I’ve never been a fan of Peyton Manning. I thought he was a bum coming out of Tennessee and seemingly had those thoughts confirmed when, after Manning’s four straight years of losing to the University of Florida, Tee Martin, the very next quarterback and a Black dude at that, won the National Championship with Manning’s old Volunteers.

I was convinced that Manning would go the way of Dan Marino.

A bum yes, but a highly celebrated, statistically spectacular bum that could do anything and everything but win when it counted.

However, head coach Tony Dungy, a Black man, got Manning a Super Bowl ring in 2007, simultaneously becoming the first Black head coach to earn one himself.

Then strangely, oddly, ridiculously, Dungy resigned after the 2008 season.

As a condition of his resignation, Dungy left assistant coach and fellow Black man Jim Caldwell in charge of the Colts from the 2009 season on.
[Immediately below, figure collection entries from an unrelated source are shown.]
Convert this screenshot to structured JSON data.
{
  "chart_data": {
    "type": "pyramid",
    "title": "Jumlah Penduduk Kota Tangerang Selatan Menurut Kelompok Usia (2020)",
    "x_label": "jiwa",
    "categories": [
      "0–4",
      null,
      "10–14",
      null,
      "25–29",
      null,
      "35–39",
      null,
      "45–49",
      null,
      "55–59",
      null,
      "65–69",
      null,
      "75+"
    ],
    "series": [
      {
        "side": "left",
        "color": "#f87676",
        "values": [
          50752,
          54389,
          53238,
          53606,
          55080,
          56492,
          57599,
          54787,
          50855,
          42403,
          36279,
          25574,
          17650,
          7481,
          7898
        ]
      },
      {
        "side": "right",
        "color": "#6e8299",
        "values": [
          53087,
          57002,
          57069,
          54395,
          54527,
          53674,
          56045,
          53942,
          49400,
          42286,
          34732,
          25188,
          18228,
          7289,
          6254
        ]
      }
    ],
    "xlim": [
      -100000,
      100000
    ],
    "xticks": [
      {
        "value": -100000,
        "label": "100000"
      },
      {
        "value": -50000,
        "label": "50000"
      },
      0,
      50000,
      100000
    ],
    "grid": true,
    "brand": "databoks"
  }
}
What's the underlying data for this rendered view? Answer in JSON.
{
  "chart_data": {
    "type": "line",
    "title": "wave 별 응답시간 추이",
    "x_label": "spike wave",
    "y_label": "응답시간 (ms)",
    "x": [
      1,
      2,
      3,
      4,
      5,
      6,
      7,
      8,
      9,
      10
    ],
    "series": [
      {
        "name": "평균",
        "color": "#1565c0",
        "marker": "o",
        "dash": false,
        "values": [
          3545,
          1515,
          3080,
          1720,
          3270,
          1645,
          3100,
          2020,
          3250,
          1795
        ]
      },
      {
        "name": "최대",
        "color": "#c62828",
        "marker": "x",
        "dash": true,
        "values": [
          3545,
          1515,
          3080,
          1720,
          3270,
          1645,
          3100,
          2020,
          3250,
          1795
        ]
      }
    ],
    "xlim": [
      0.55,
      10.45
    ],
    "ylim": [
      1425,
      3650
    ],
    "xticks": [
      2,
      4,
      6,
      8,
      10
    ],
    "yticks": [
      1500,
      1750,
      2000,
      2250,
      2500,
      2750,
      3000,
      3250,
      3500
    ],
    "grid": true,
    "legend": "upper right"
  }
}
In his first season as head coach, Caldwell guided the Colts to a 14-0 start and a Super Bowl appearance that resulted in a loss to the New Orleans Saints.

This year, going into last night’s game against the Tennessee Titans, the Colts were 6-6 and Peyton Manning had thrown 11 interceptions in his last 3 games.

Read that stat again: 11 interceptions in 3 games and four of them have gone the other way for touchdowns.

Now, I’m not suggesting that Peyton Manning’s an overt racist. Still, as the corresponding approval ratings for former president George W. Bush and current president Barack Obama attest, more Americans would rather follow a white nincompoop than a Black genius.

And make no mistake: if ownership decides to choose between Manning and Caldwell, Caldwell’s toast.

One of the excuses that I heard bandied about concerning why Wilt Chamberlain never won more than two NBA championships was that Chamberlain believed that his white coaches would get all the credit.

Maybe, even subconsciously, Peyton Manning feels the same about his Black coach.

Or maybe he’s just having a bad season.